É por ela que passo fome, passo texto, passo o ferro no figurino.
Faço de tudo um pouco.
Essa mãe dramática. Fictícia. Teatra da Silva. Tem rg e tudo!
O corona deu outros ritmos a dela
Mãe descanse.
Nada de ensaio por hoje
Já estava era ensaiando.
Sozinha.
Cada um em sua casa
Sem aplausos pro presidente não achar que é pra ele!
Dia
Dia inteiro livre
Live e mais live
Conheci várias pessoas que sigo no instagram
O insta é a nova televisão
Deixei de seguir várias novelas, ops, quis dizer perfis.
Foi bom, muita gente eu não conhecia
Abusei da voz, umas live sem graça querendo mandar em mim.
Querendo que eu produza a qualquer custo
E se eu não quiser iniciar um curso de inglês?
E se quiser que a minha quarente seja debaixo dos meus lençóis contando minha respiração?
Essa quarentena é pra gente se conscientizar que estamos vivos.
Escutar a festa que somos
Escutar nosso ouvido.
Eu tou tomando sol toda manhã, isso não se paga no cartão de credito.
Dois minutos.
Dois minutos intermináveis para lavar as mãos.

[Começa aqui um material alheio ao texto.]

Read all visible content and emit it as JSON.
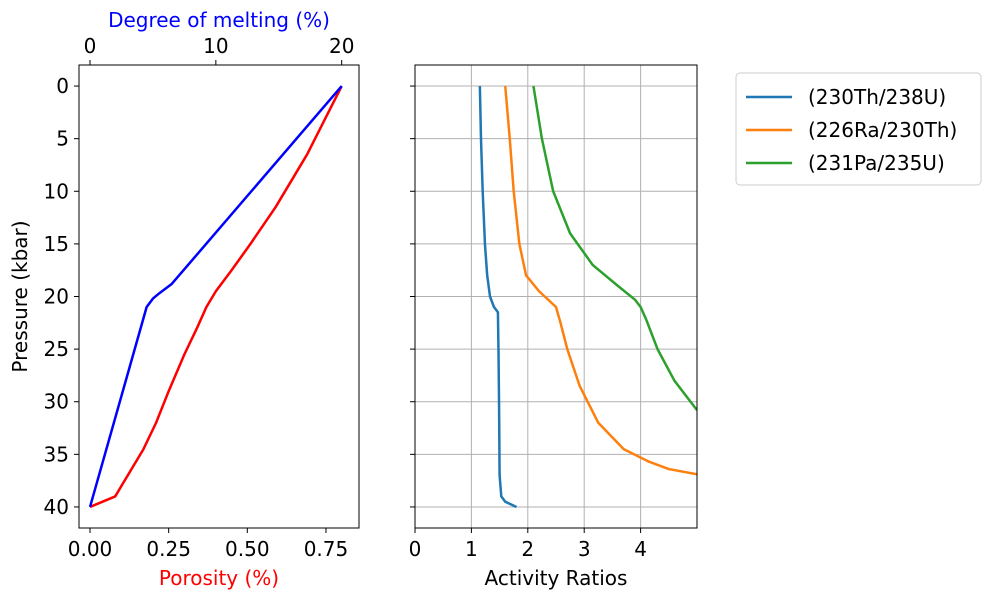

Dois minutos de silêncio não supera a dor de morar num país que está sendo morto por dois masculinos vírus. Viris. Vulgares. Vermes.
Não me pergunte qual o pior.
Dois minutos de silêncio pros catadores de lixo importa mais.
Se os vermes morrerem não contarei os dois minutos de tamanho contentamento.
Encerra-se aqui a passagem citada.